Per mesi questo rinvio a giudizio è stato la fonte di noie e grattacapi per Luigi De Magistris. Non per l’accusa in sé, omissione di atti di ufficio per non aver disposto, quando era pm a Catanzaro, le nuove indagini indicate da un Gip su un caso di una vittima di usura, ma perché i suoi nemici ne hanno approfittato accomunandolo agli inquisiti sui quali indagava in Why Not e Poseidone. In quelle inchieste De Magistris provò a scoperchiare il verminaio degli intrecci perversi tra magistratura, politica e massoneria, prima che gli venissero sottratti i fascicoli, per poi essere costretto ad abbandonare la Procura.

Ma l’europarlamentare di Idv, candidato sindaco di Napoli per una coalizione che comprende anche dipietristi e Federazione della Sinistra, ha sempre professato la sua estraneità ai reati contestati e la sua diversità morale rispetto a chi voleva fare di tutta l’erba un fascio. Compresi alcuni esponenti del suo partito. E alla fine il Tribunale di Salerno ha riconosciuto la sua innocenza. La prima sezione Penale, presidente del collegio Maria Teresa Belmonte, stamane ha assolto De Magistris al termine di un processo celebrato in tre udienze concentrate tra febbraio e marzo. Difeso dall’avvocato Stefano Montone, De Magistris ha ottenuto una piena assoluzione con la formula “perché il fatto non sussiste”. Respinta la tesi del pm Carmine Olivieri, che dopo aver ottenuto dal Gip Dolores Zingales il rinvio a giudizio, in arringa aveva chiesto la condanna a sei mesi di reclusione.

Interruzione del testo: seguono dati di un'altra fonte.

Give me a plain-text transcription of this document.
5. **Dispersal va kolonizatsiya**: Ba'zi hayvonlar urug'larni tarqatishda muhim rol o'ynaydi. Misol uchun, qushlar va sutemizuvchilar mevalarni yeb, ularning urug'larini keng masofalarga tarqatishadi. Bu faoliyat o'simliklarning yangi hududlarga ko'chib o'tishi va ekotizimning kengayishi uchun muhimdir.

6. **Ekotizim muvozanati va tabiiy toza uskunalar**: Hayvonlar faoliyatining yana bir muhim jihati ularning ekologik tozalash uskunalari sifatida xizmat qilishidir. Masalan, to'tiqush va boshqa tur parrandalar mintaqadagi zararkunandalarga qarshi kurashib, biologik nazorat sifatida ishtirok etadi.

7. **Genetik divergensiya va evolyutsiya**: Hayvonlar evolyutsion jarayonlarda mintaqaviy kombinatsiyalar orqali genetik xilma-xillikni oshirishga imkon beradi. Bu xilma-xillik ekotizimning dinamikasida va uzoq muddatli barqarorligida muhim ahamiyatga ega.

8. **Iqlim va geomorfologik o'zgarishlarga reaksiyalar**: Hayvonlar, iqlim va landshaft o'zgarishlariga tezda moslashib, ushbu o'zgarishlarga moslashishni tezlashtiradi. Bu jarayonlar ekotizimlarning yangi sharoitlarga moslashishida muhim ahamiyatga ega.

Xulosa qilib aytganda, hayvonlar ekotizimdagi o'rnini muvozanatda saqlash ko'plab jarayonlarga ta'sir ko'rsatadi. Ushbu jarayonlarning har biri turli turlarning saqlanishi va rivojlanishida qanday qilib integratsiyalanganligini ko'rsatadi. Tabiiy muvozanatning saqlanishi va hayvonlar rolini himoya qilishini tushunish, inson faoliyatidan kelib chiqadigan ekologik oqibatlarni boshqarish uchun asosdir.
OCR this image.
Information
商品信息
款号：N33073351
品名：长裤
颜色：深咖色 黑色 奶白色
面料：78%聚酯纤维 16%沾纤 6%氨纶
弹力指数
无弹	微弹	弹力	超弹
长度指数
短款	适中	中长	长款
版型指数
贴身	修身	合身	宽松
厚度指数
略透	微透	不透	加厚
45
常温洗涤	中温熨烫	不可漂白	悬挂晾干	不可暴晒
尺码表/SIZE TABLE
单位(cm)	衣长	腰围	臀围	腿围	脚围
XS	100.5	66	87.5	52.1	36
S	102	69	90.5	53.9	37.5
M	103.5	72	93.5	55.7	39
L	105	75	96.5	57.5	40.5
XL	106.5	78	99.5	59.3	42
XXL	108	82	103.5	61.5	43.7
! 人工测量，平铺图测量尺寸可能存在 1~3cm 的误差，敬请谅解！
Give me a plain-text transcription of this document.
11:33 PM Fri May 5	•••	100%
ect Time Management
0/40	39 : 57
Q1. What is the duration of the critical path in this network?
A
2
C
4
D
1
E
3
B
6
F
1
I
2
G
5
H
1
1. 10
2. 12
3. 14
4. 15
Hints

“Si trattava di un’accusa per me ingiusta e infamante – commenta De Magistris sulla sua pagina Facebook – ho dedicato, infatti, alla giustizia e alla legalità quindici anni della mia vita, giorno e notte, sempre e solo per mantenere vivo il principio di uguaglianza dei cittadini di fronte alle legge. Per questo, ho pagato sulla mia pelle la ferocia di pezzi deviati dello Stato, a cui non piace la magistratura autonoma e indipendente, non piegata e suddita al potere politico”. Quindi prosegue: “Ho avuto fiducia nel Tribunale di Salerno e questa fiducia è stata ripagata, facendomi dimenticare i mesi di sofferenza amplificata da una campagna di denigrazione e delegittimazione della mia persona, anche professionale. Una campagna diventata ancora più virulenta quando doveva colpirmi per il ruolo che attualmente rivesto in politica. Voglio sottolineare che sono stato assolto difendendomi nel processo e non dal processo, per altro senza utilizzare, pur potendolo fare, lo schermo della immunità parlamentare né scappatoie come quella del legittimo impedimento”.

Tortuosa e complicata da ricostruire la vicenda per la quale De Magistris era finito sotto processo. Comincia a Nardò, in Puglia, all’incirca cinque anni or sono. Un commerciante del luogo ha perso casa e lavoro e presenta una denuncia contro alcuni presunti usurai. I pm leccesi non riescono a riscontrare reati. Il commerciante denuncia pure i pm, ritiene che non hanno fatto in pieno il loro dovere. La competenza della denuncia passa quindi alla Procura di Potenza. I magistrati del capoluogo lucano archiviano l’inchiesta sui colleghi pugliesi. Il commerciante allora denuncia anche le toghe di Potenza. E la competenza passa a Catanzaro. Il fascicolo arriva sulla scrivania di De Magistris. E’ l’inizio del 2007. Il pm è nel pieno del lavoro delle inchieste Why Not e Poseidone. Fa le sue indagini sull’inchiesta scaturita dalla denuncia del commerciante. Ma anche lui trova ineccepibile il lavoro dei colleghi di Potenza. E il 12 marzo 2007 presenta richiesta di archiviazione. Il commerciante si oppone, il Gip fissa una camera di consiglio e dispone che De Magistris compia ulteriori indagini. Ma il pm non le svolge e ripropone la richiesta di archiviazione. Così il commerciante denuncia anche De Magistris. La competenza passa a Salerno. Dove l’ex pm viene rinviato a giudizio e infine assolto. “Le indicazioni del Gip non erano vincolanti” ha sempre sostenuto De Magistris. Il Tribunale gli ha dato ragione.